Decisão beneficia prefeito de São Paulo; investigação foi aberta há sete anos, quando ele ainda era vereador.
Decisão beneficia prefeito de São Paulo; investigação foi aberta há sete anos, quando ele ainda era vereador.

Situação avessa

O desembargador aponta para os efeitos de um inquérito tão longevo. “Passados 7 anos e meio da data dos fatos, a permanência desta apuração, sem definição tampouco indiciamento, contra um político representa situação avessa ao legítimo direito do Estado de repreender fatos criminosos’.

“Não se afirma, no caso, que estaria havendo motivação espúria de agentes públicos ou políticos na investigação, com endosso do Poder Judiciário (…)”, ele ressalva.

Para Fausto de Sanctis, ‘ser político, em sua essência, deveria significar um estilo de vida fundado em valores universais, como bem defendeu Cristo, no amor ao próximo como a si mesmo’.

“Tal concepção transcende convicções religiosas ou teístas: pertencem ao patrimônio ético da humanidade.

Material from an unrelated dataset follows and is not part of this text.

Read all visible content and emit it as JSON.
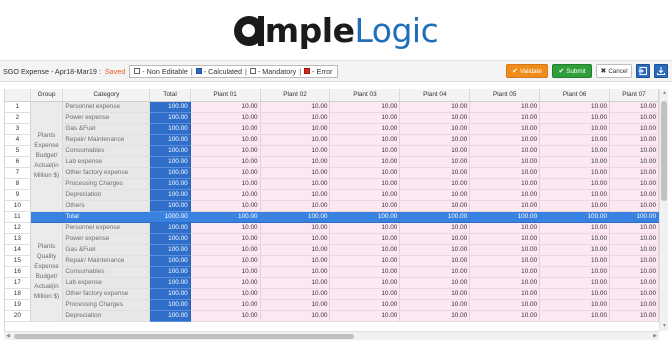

Ao político, portanto, cabe a responsabilidade de proteger a sociedade e as famílias, orientar a juventude, amparar crianças, pobres, idosos e enfermos – enfim, servir ao bem comum”, pondera o magistrado.

“Ocorre que a classe política por vezes tem sofrido discriminação real e censurável”, segue.

O inquérito de Nunes

O inquérito que espreitava o prefeito foi concluído em 30 de julho do ano passado. A PF apontou a necessidade de continuar com a apuração sobre participação de Nunes em supostos ilícitos em relação à uma associação apontada como eventual integrante de grupo criminoso voltada ao desvio de verbas públicas, dentre as quais, recursos oriundos do Programa Nacional de Alimentação Escolar (PNAE/FNDE), destinadas aos Centros de Educação Infantil (CEIs/Creches) da cidade.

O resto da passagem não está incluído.